By Amani Salahudeen
“Five Feet Apart,” a romantic film based off a novel by Rachael Lippincott and directed by Justin Baldoni, hit theaters on March 15. It’s a coming-of-age story about two star-crossed lovers who are diagnosed with cystic fibrosis.
Cystic fibrosis is a genetic disease that causes lung infections and prevents the patient from breathing properly, according to the Cystic Fibrosis Foundation. Patients with the disease must stand six feet apart from others in order to prevent the spreading of bacteria.
This movie reminds me of the plot of “The Fault in Our Stars,” but it still manages to deliver its own original twist.
The film features patients Stella Grant (Haley Lu Richardson) and Will Neuman (Cole Sprouse) who fall in love despite having to stand for apart their own safety.
Although the movie has an 82 percent audience score on Rotten Tomatoes, some viewers are unamused and think it promotes dangerous behavior. Elise Tellier, a 22-year-old student and blogger with cystic fibrosis argued, “It’s not so much a love story as it is romanticizing self-harm and suicide and toxic relationships,” according to Refinery29.
Despite the fact that the movie romanticizes the disease, it did demonstrate an accurate depiction of what it’s like to live with the disease and raises awareness for those who might want to learn more.
Although I saw the movie as a solid attempt to shine light on the severity of this disease, I understand why members of the cystic fibrosis community are offended. Although the love story between Stella and Will may trivialize the disease, Poe, who is Stella’s best friend in the hospital, has a backstory that adds some needed seriousness to the tone of the film. That being said, his character could have been given more screen time.

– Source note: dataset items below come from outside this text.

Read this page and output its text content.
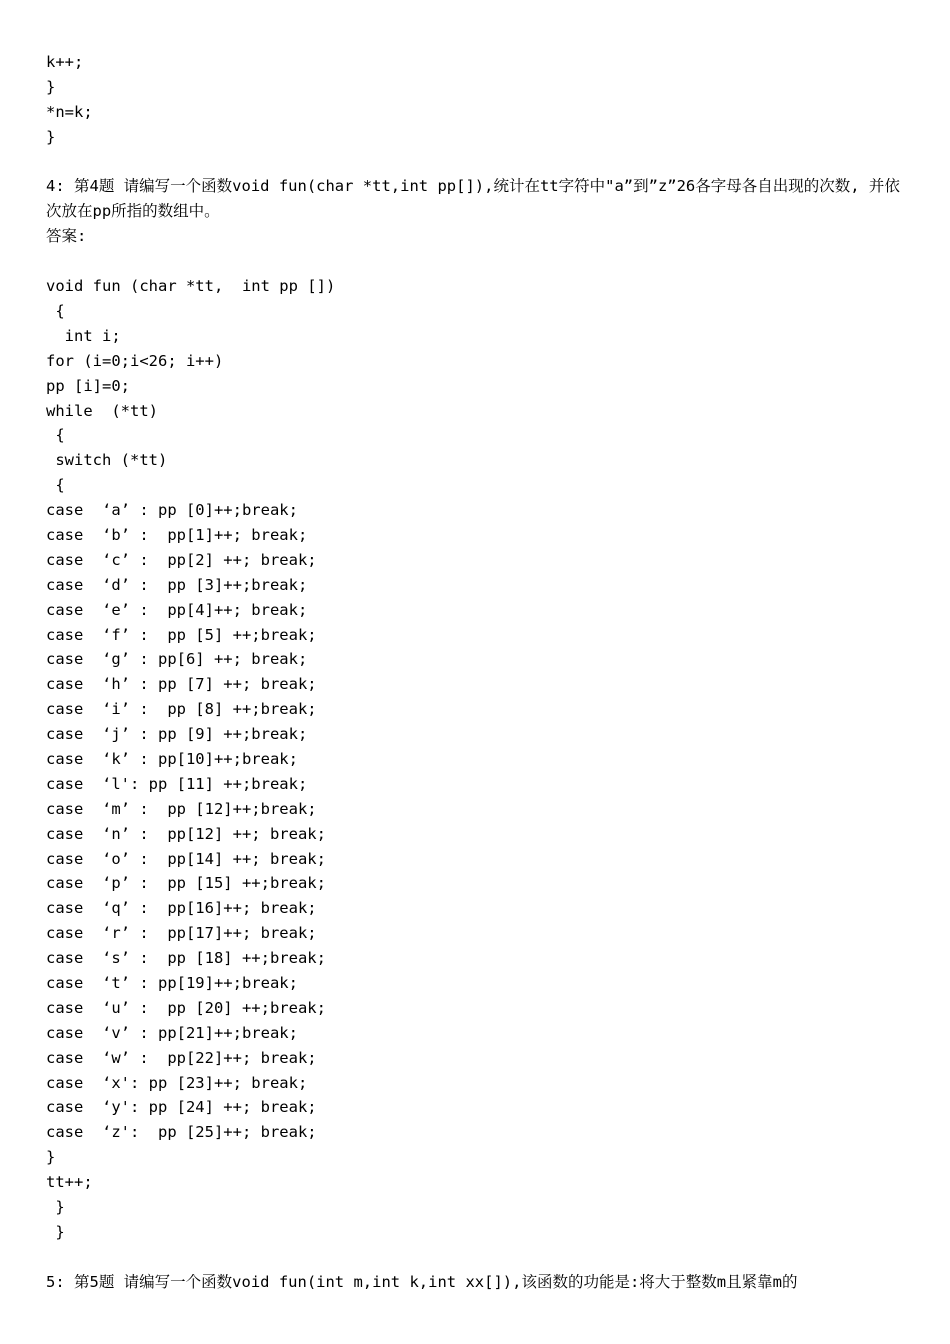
k++;
}
*n=k;
}
4: 第4题 请编写一个函数void fun(char *tt,int pp[]),统计在tt字符中"a”到”z”26各字母各自出现的次数, 并依次放在pp所指的数组中。
答案:
void fun (char *tt,  int pp [])
{
int i;
for (i=0;i<26; i++)
pp [i]=0;
while  (*tt)
{
switch (*tt)
{
case  ‘a’ : pp [0]++;break;
case  ‘b’ :  pp[1]++; break;
case  ‘c’ :  pp[2] ++; break;
case  ‘d’ :  pp [3]++;break;
case  ‘e’ :  pp[4]++; break;
case  ‘f’ :  pp [5] ++;break;
case  ‘g’ : pp[6] ++; break;
case  ‘h’ : pp [7] ++; break;
case  ‘i’ :  pp [8] ++;break;
case  ‘j’ : pp [9] ++;break;
case  ‘k’ : pp[10]++;break;
case  ‘l': pp [11] ++;break;
case  ‘m’ :  pp [12]++;break;
case  ‘n’ :  pp[12] ++; break;
case  ‘o’ :  pp[14] ++; break;
case  ‘p’ :  pp [15] ++;break;
case  ‘q’ :  pp[16]++; break;
case  ‘r’ :  pp[17]++; break;
case  ‘s’ :  pp [18] ++;break;
case  ‘t’ : pp[19]++;break;
case  ‘u’ :  pp [20] ++;break;
case  ‘v’ : pp[21]++;break;
case  ‘w’ :  pp[22]++; break;
case  ‘x': pp [23]++; break;
case  ‘y': pp [24] ++; break;
case  ‘z':  pp [25]++; break;
}
tt++;
}
}
5: 第5题 请编写一个函数void fun(int m,int k,int xx[]),该函数的功能是:将大于整数m且紧靠m的
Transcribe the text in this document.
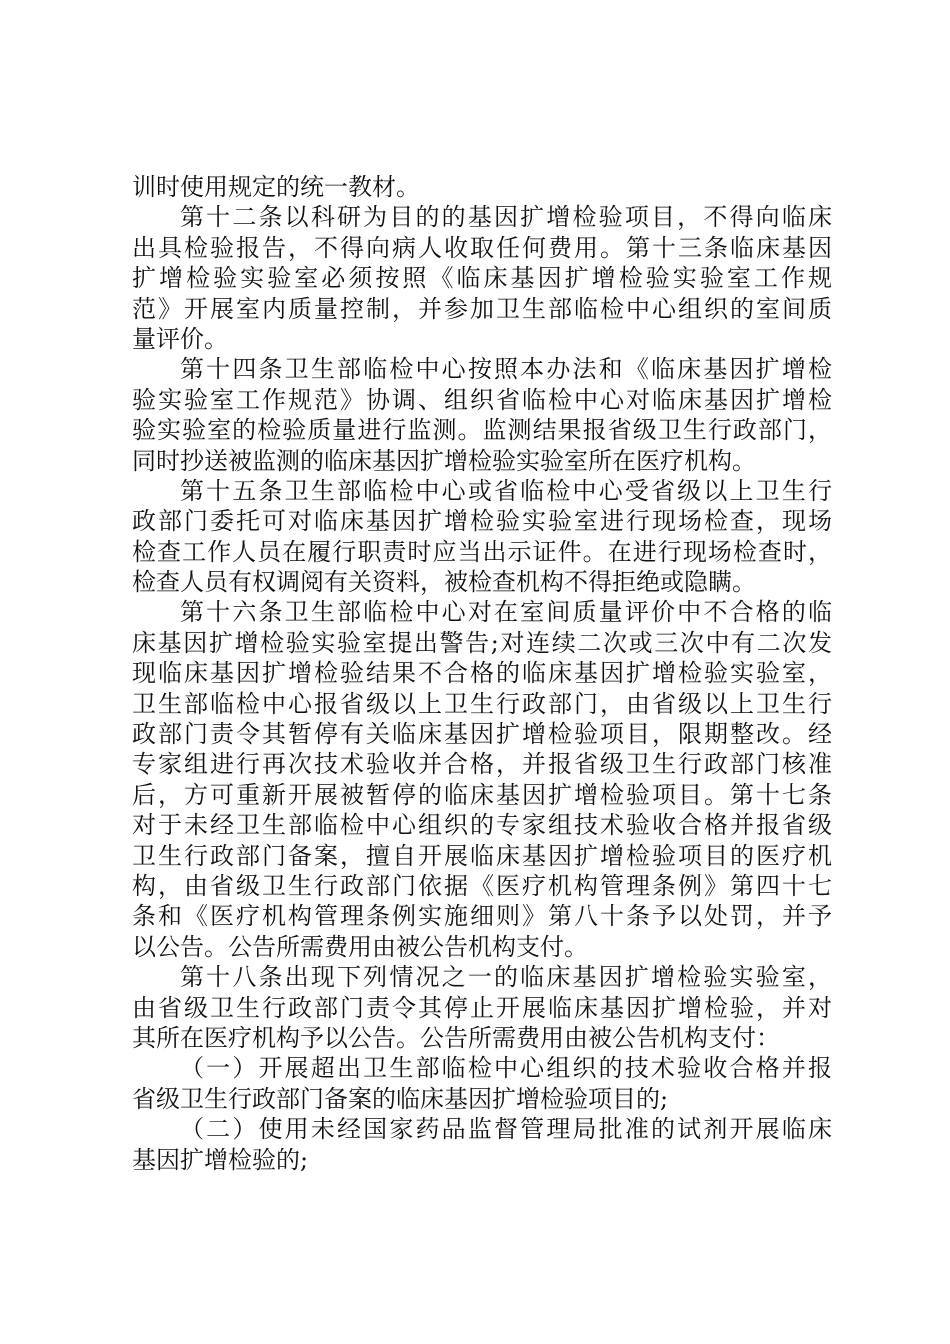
训时使用规定的统一教材。
第十二条以科研为目的的基因扩增检验项目，不得向临床
出具检验报告，不得向病人收取任何费用。第十三条临床基因
扩增检验实验室必须按照《临床基因扩增检验实验室工作规
范》开展室内质量控制，并参加卫生部临检中心组织的室间质
量评价。
第十四条卫生部临检中心按照本办法和《临床基因扩增检
验实验室工作规范》协调、组织省临检中心对临床基因扩增检
验实验室的检验质量进行监测。监测结果报省级卫生行政部门，
同时抄送被监测的临床基因扩增检验实验室所在医疗机构。
第十五条卫生部临检中心或省临检中心受省级以上卫生行
政部门委托可对临床基因扩增检验实验室进行现场检查，现场
检查工作人员在履行职责时应当出示证件。在进行现场检查时，
检查人员有权调阅有关资料，被检查机构不得拒绝或隐瞒。
第十六条卫生部临检中心对在室间质量评价中不合格的临
床基因扩增检验实验室提出警告;对连续二次或三次中有二次发
现临床基因扩增检验结果不合格的临床基因扩增检验实验室，
卫生部临检中心报省级以上卫生行政部门，由省级以上卫生行
政部门责令其暂停有关临床基因扩增检验项目，限期整改。经
专家组进行再次技术验收并合格，并报省级卫生行政部门核准
后，方可重新开展被暂停的临床基因扩增检验项目。第十七条
对于未经卫生部临检中心组织的专家组技术验收合格并报省级
卫生行政部门备案，擅自开展临床基因扩增检验项目的医疗机
构，由省级卫生行政部门依据《医疗机构管理条例》第四十七
条和《医疗机构管理条例实施细则》第八十条予以处罚，并予
以公告。公告所需费用由被公告机构支付。
第十八条出现下列情况之一的临床基因扩增检验实验室，
由省级卫生行政部门责令其停止开展临床基因扩增检验，并对
其所在医疗机构予以公告。公告所需费用由被公告机构支付：
（一）开展超出卫生部临检中心组织的技术验收合格并报
省级卫生行政部门备案的临床基因扩增检验项目的;
（二）使用未经国家药品监督管理局批准的试剂开展临床
基因扩增检验的;
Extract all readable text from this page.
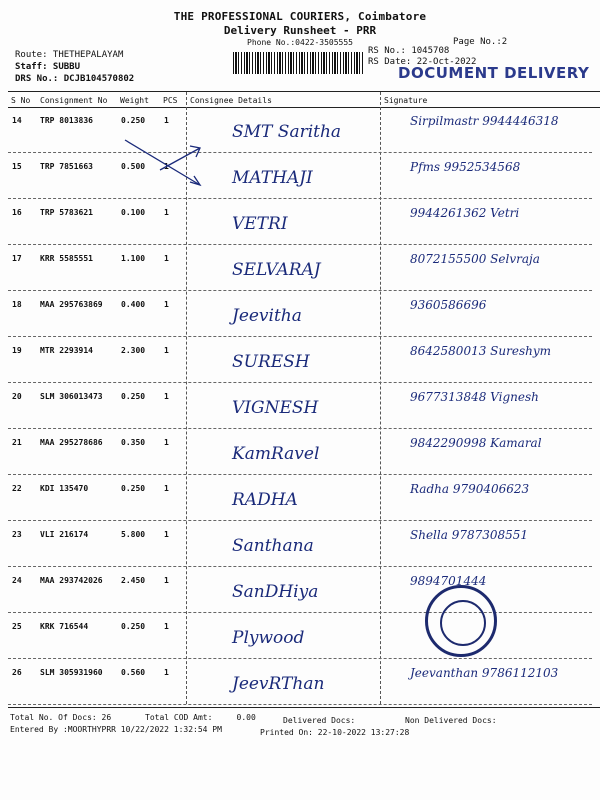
THE PROFESSIONAL COURIERS, Coimbatore
Delivery Runsheet - PRR
Phone No.:0422-3505555	Page No.:2
Route: THETHEPALAYAM
Staff: SUBBU
DRS No.: DCJB104570802
RS No.: 1045708
RS Date: 22-Oct-2022
DOCUMENT DELIVERY
S No Consignment No Weight PCS Consignee Details	Signature
14 TRP 8013836	0.250 1
SMT Saritha
Sirpilmastr 9944446318
15 TRP 7851663	0.500 1
MATHAJI
Pfms 9952534568
16 TRP 5783621	0.100 1
VETRI
9944261362 Vetri
17 KRR 5585551	1.100 1
SELVARAJ
8072155500 Selvraja
18 MAA 295763869 0.400 1
Jeevitha
9360586696
19 MTR 2293914	2.300 1
SURESH
8642580013 Sureshym
20 SLM 306013473 0.250 1
VIGNESH
9677313848 Vignesh
21 MAA 295278686 0.350 1
KamRavel
9842290998 Kamaral
22 KDI 135470	0.250 1
RADHA
Radha 9790406623
23 VLI 216174	5.800 1
Santhana
Shella 9787308551
24 MAA 293742026 2.450 1
SanDHiya
9894701444
25 KRK 716544	0.250 1
Plywood
26 SLM 305931960 0.560 1
JeevRThan
Jeevanthan 9786112103
Total No. Of Docs: 26	Total COD Amt:     0.00	Delivered Docs:	Non Delivered Docs:
Entered By :MOORTHYPRR 10/22/2022 1:32:54 PM	Printed On: 22-10-2022 13:27:28
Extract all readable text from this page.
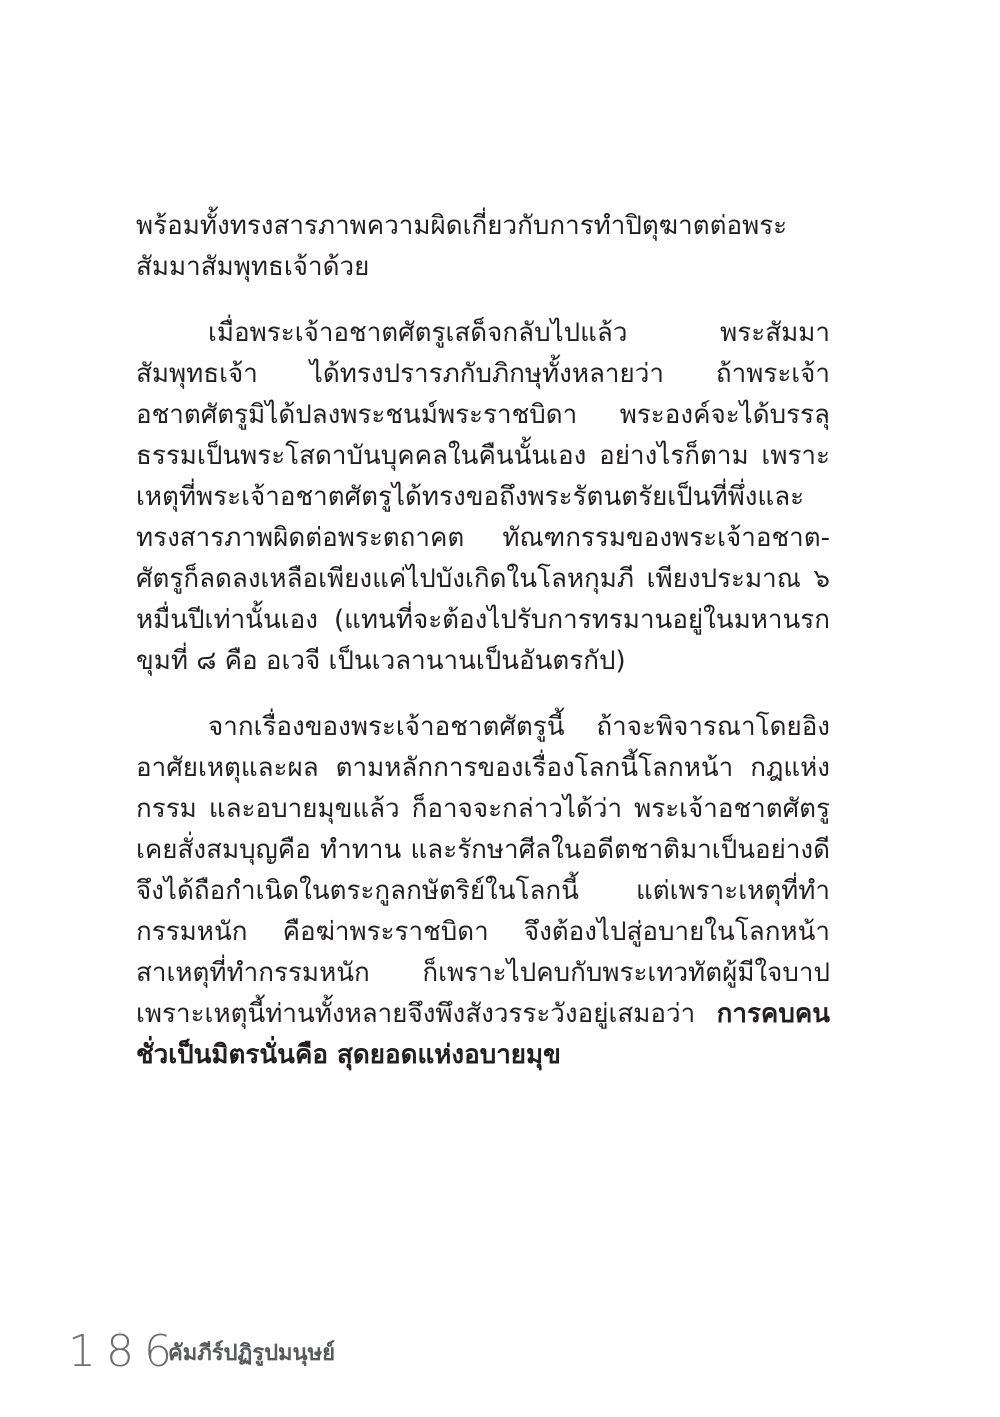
พร้อมทั้งทรงสารภาพความผิดเกี่ยวกับการทำปิตุฆาตต่อพระ
สัมมาสัมพุทธเจ้าด้วย
เมื่อพระเจ้าอชาตศัตรูเสด็จกลับไปแล้ว พระสัมมา
สัมพุทธเจ้า ได้ทรงปรารภกับภิกษุทั้งหลายว่า ถ้าพระเจ้า
อชาตศัตรูมิได้ปลงพระชนม์พระราชบิดา พระองค์จะได้บรรลุ
ธรรมเป็นพระโสดาบันบุคคลในคืนนั้นเอง อย่างไรก็ตาม เพราะ
เหตุที่พระเจ้าอชาตศัตรูได้ทรงขอถึงพระรัตนตรัยเป็นที่พึ่งและ
ทรงสารภาพผิดต่อพระตถาคต ทัณฑกรรมของพระเจ้าอชาต-
ศัตรูก็ลดลงเหลือเพียงแค่ไปบังเกิดในโลหกุมภี เพียงประมาณ ๖
หมื่นปีเท่านั้นเอง (แทนที่จะต้องไปรับการทรมานอยู่ในมหานรก
ขุมที่ ๘ คือ อเวจี เป็นเวลานานเป็นอันตรกัป)
จากเรื่องของพระเจ้าอชาตศัตรูนี้ ถ้าจะพิจารณาโดยอิง
อาศัยเหตุและผล ตามหลักการของเรื่องโลกนี้โลกหน้า กฎแห่ง
กรรม และอบายมุขแล้ว ก็อาจจะกล่าวได้ว่า พระเจ้าอชาตศัตรู
เคยสั่งสมบุญคือ ทำทาน และรักษาศีลในอดีตชาติมาเป็นอย่างดี
จึงได้ถือกำเนิดในตระกูลกษัตริย์ในโลกนี้ แต่เพราะเหตุที่ทำ
กรรมหนัก คือฆ่าพระราชบิดา จึงต้องไปสู่อบายในโลกหน้า
สาเหตุที่ทำกรรมหนัก ก็เพราะไปคบกับพระเทวทัตผู้มีใจบาป
เพราะเหตุนี้ท่านทั้งหลายจึงพึงสังวรระวังอยู่เสมอว่า การคบคน
ชั่วเป็นมิตรนั่นคือ สุดยอดแห่งอบายมุข
186
คัมภีร์ปฏิรูปมนุษย์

Stella is hopeful and seemingly enthusiastic about her future. She vlogs about her experience with cystic fibrosis on her YouTube channel and ends up making an impression on Will, who compliments her bubbly personality with his sarcasm and reserved attitude. Will is much less hopeful about his health, which is clear when he shares that he can’t wait until his 18th birthday so that he can stop what he views as his pointless treatment.
As their relationship blossoms, the two decide that the disease has taken enough from them, so what does it matter if they take one foot back — five feet instead of six? Throughout the movie, the two maintain a promise to stay five feet apart at all times.
“‘After all that CF has stolen from me, I don’t mind stealing something back — 304 millimeters, 12 inches, one foot,’” Stella explains in her video during the film.
Between the illness, the romance and the unshakable hope of these characters, it’s safe to say that if you decide to go see “Five Feet Apart,” be sure to bring a box of tissues.